To address potential parity problems, the hospitalists understood that if one of them ended up being the contact doctor for eight patients at a time while another had 16, “they’d help each other out,” Dr. Short says. “If one hospitalist has 13 patients and another 14, it’s not a big deal.”

Preliminary concerns
Dr. Short admits that he and his group had some upfront concerns. Chief among them were how the innovative pairings would affect referring physicians and the workflow of both nurses and case managers.

Nurses were initially worried, for example, that they would have a hard time figuring out which hospitalist was treating which patient. But that potential confusion “hasn’t materialized,” Dr. Short says.

Case managers, on the other hand, wanted to make sure that the pairings didn’t disrupt the multidisciplinary meetings that all parties find invaluable. The fix, according to Dr. Short, was to move back the time of those multidisciplinary rounds by one hour.

There were also concerns that the new pairings might delay discharges because of a potential change in workflow. “We want to follow discharges prospectively to make sure that we haven’t fixed one problem only to create another,” Dr. Short says. So far, he adds, he’s noted no increase in discharge delays.

The primary care physicians and the hospitalists also needed some convincing, but for more personal reasons. Some local physicians had developed relationships with certain hospitalists and didn’t want to be assigned to doctors with whom they hadn’t worked.
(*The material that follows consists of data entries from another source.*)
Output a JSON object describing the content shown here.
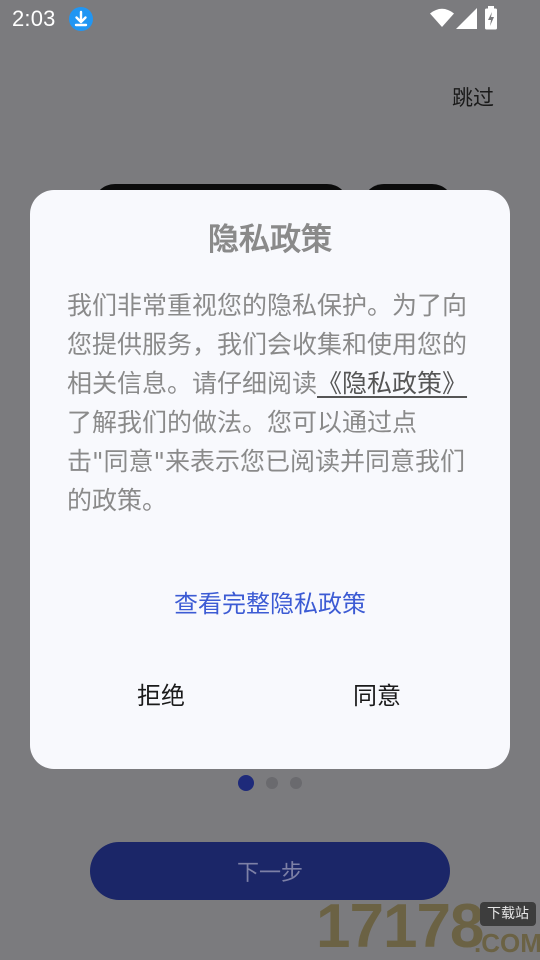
{
  "status_bar": {
    "time": "2:03",
    "icons": [
      "download-icon",
      "wifi-icon",
      "signal-icon",
      "battery-charging-icon"
    ]
  },
  "onboarding": {
    "skip_label": "跳过",
    "next_label": "下一步",
    "page_count": 3,
    "active_page": 1
  },
  "dialog": {
    "title": "隐私政策",
    "body_before_link": "我们非常重视您的隐私保护。为了向您提供服务，我们会收集和使用您的相关信息。请仔细阅读",
    "policy_link": "《隐私政策》",
    "body_after_link": "了解我们的做法。您可以通过点击\"同意\"来表示您已阅读并同意我们的政策。",
    "view_full_link": "查看完整隐私政策",
    "reject_label": "拒绝",
    "agree_label": "同意"
  },
  "watermark": {
    "digits": "17178",
    "tag": "下载站",
    "domain": ".COM"
  },
  "colors": {
    "overlay_background": "#7b7b7e",
    "dialog_background": "#f8f9fd",
    "link_blue": "#3c5bd4",
    "primary_dark_blue": "#1b2668",
    "status_download_blue": "#2196f3"
  }
}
The same was true for some hospitalists. “The PCPs had to be reminded that our hospitalists rotate, covering other shifts,” Dr. Short explains, “and that our hospitalists also had some say in the matter.” In the end, he says, the new arrangement elicited fewer comments than he’d expected.

What really ensured buy-in from all parties was the fact that the arrangement would benefit patient safety. “We did this taking a patient-centric approach,” says Dr. Short. “We didn’t come at this in terms of what’s best for the doctors, nurses or case managers, but what’s best for the patients. That’s something everyone can agree on.”

Bonnie Darves is a freelance health care writer based in Seattle.